I'm a wreck. Seriously. I'm stress eating, living on caffeine, drinking every night just to relax enough to get to sleep, and feel like I'm in a constant state of "fight or flight" (and flight sounds pretty good - I'm at the point I just want to dig a hole in the ground and hide). I vacillate on clinical days between "I'm gonna have a great day, I can do this!" and wondering if I'm going to be able to get out of my car and force myself to walk into the hospital. And now I'm not only an emotional basket case, but my body is starting to show signs of breaking down. Things can't keep going like this - I'm not even half-way through the semester yet.

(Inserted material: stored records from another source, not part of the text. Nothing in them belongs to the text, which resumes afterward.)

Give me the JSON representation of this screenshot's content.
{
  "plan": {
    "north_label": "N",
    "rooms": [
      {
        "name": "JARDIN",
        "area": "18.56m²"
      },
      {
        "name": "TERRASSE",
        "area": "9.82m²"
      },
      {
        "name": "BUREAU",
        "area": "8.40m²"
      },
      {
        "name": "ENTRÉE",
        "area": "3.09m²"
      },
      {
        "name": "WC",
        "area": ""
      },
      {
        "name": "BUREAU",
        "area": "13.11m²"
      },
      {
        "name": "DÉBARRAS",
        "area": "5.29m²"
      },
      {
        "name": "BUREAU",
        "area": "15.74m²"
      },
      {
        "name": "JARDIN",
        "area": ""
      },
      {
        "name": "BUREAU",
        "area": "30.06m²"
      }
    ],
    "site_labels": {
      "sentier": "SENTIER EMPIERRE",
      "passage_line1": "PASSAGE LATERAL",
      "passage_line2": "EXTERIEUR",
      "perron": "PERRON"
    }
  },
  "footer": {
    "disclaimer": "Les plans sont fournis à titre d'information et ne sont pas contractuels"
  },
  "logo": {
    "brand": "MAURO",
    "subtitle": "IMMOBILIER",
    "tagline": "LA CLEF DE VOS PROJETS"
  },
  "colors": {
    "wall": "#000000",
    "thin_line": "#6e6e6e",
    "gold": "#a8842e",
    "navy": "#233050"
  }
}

So, I weighed myself when I got up (less than 10 lbs from my highest weight *sighs*), and I just spun the Spark wheel. I'm making a grocery list, and I'm going to increase the veggie content and maybe start picking up stuff for some of the healthier meals I used to make - lately, whatever is quick and makes leftovers is all I have bandwidth for caring about in terms of cooking, and I tend to simply eat at the cafeteria and snack on junk at home. I'm going to start drinking water again (I've really fallen hard off that wagon) and decrease the caffeine. I keep saying I need to find time to exercise, because I really miss it...but realistically I need to hold off on thinking about that for a minute (because finding time for that on top of everything else is just one more thing to stress out about, and that's the last thing I need at the moment).
Baby steps. TEENY TINY baby steps that won't stress me out. But still, I need to start taking them.
Keep me in your thoughts, friends. Because I'm not kidding.